Russians yearn for a new world order. Their top news now is that they are talking less and less about Ukraine, and more and more about Europe and "European security." That is, they see at least half of Europe as their sphere of influence.
Such a great redistribution of the world occurs after the great wars. The Russians are alluding to Yalta, and some even to the Congress of Vienna. Yalta arose as a result of the victory over Hitler, the Congress of Vienna — following the defeat of Napoleon. However, it is unclear who the Russians are going to defeat now, which is why they have resorted to intimidation.
In this new "agreement," the Russians see themselves as one of the pillars of security in Europe, next to the United States. That is, they want to divide Europe in half again. Of course, this raises the question of Ukraine's status, but in Russian fantasies, their plans extend much further. This is what we have been telling Europeans since 2014, and ultimately before, and what they never heard. Now, this is the reality. Although some still refuse to hear it.
Russians are trying to sell the idea of this new "security architecture in Europe" to European leaders like French President Emmanuel Macron. They say that NATO must give something up. Macron, it seems, wants to change the order of discussion - like, first Ukraine, and then Europe. That is why the first thing he mentioned upon his arrival in Kyiv were the Minsk agreements. European security was secondary. However, the Russians do not take Macron and other leaders of European countries seriously. They believe that their main sparring partner is the Americans. For Europe, this is a drama and a tragedy — but also a chance to wake up.
The Americans are exerting such informational and psychological pressure against the Kremlin that it had stunned the Russians, since they are used to the fact that these were their prerogative. The foreign media is partly an instrument in this war, and they terribly dislike this idea. But all’s fair in love and war.
There are two motives for this war:
a) to show that the Russians have insiders leaking information, to sow distrust within the Russian leadership.
b) to publish plans to deter the idea of going ahead with them. After all, the Russians want to act as if "they’re not there" and without anyone knowing. But the Russians clearly do not like the role of being a big aggressor in the eyes of the world. They want to be "peacemakers."
The idea of the ultimatum for NATO stipulates that:
a) NATO will reject the ultimatum.
b) but will agree to agree on something.
c) The outcome may be the consolidation of the status quo — primarily the recognition of the legitimacy of Russia's presence in the occupied territories: Crimea, Abkhazia, South Ossetia, Transnistria, possibly Donbas. Like, "NATO is expanding, and so is Russia" (only we know that NATO has the consent of the countries concerned, while Russia has none). That is, we can expect such pressure on us — and pressure on other countries to recognize the "Russianness" of Crimea and, possibly, Donbas.
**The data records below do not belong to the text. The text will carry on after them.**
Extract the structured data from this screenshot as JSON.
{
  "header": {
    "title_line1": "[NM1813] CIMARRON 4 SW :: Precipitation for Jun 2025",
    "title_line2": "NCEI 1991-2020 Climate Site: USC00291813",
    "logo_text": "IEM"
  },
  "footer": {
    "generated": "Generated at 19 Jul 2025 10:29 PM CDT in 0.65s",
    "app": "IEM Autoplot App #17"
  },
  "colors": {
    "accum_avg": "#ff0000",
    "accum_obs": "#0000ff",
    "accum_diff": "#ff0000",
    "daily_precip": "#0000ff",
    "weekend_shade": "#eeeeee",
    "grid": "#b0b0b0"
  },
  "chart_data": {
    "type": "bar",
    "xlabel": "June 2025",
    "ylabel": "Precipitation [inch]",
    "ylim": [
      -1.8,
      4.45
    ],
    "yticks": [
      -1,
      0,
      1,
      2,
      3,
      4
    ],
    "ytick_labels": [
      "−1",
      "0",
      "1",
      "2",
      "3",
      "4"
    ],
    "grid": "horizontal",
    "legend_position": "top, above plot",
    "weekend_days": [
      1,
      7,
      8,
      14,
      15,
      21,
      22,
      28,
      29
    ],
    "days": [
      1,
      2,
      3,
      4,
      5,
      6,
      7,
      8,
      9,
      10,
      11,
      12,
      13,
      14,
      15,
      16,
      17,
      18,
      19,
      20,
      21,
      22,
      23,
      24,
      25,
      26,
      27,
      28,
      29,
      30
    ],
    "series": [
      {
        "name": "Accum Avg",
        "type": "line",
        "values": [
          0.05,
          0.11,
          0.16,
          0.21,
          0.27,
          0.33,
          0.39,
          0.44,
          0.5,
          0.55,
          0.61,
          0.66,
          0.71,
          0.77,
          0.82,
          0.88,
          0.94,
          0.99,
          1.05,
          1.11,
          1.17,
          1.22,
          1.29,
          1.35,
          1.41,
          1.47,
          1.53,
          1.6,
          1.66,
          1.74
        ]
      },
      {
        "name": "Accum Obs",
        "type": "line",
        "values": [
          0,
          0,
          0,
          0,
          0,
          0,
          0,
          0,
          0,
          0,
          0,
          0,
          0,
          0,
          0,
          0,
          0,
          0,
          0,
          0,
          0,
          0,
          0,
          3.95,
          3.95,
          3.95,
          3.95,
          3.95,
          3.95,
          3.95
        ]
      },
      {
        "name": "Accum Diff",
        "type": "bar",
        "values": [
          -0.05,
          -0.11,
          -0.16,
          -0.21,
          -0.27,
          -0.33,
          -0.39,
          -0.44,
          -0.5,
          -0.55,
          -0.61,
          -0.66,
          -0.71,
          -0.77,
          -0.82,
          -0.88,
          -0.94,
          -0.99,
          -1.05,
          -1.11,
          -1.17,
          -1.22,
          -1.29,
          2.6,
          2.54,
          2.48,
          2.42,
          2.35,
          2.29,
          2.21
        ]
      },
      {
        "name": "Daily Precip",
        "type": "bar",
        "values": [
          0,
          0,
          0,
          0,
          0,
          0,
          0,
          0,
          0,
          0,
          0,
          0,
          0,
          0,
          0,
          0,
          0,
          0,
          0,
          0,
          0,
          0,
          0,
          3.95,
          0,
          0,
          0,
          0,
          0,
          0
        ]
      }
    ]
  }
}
Pro-Kremlin and "liberal" experts in Russia say their country would not benefit from war at this stage. Rationally speaking, that is true. Because if they wage war on Ukraine, they will be even more isolated, as opposed to being at a "negotiating table." It is counterproductive, even given the perverse logic of the Kremlin, unless they are counting on a blitzkrieg to trigger a reaction from someone like Macron who would then be force-fed a new agreement on the “security architecture” in Europe.
If there is no war, there will be new security talks in Europe, and it is important for us that they take place with us and with our interests in mind. This will be difficult. Ukraine is now neither a bloc nor a non-bloc country.
We are neither neutral nor protected by guarantees. And that needs to change.
If NATO is unrealistic, is another framework possible — for example, bilateral security agreements? Multilateral security agreements? These are all serious questions.
The Russians are also afraid. They are afraid of Western weapons in Ukraine. They are afraid to fight NATO. We think these fears are fictional, but that may not be so. As a result, their actions may also be dictated by fear.
All these "evacuations" from Kyiv are, of course, not having a positive emotional effect — they are an "overreaction" in the bad sense of the word. But everyone is afraid for themselves — and foreign officials choose to be safe rather than sorry. Moreover, it is a logical consequence of informational and psychological pressure.
There is certain rationality in every madness and every bloodthirstiness, even the Kremlin's. From the point of view of this rationality, a great war makes no sense for the Kremlin right now. Therefore, we should expect the worst, but hope for the best.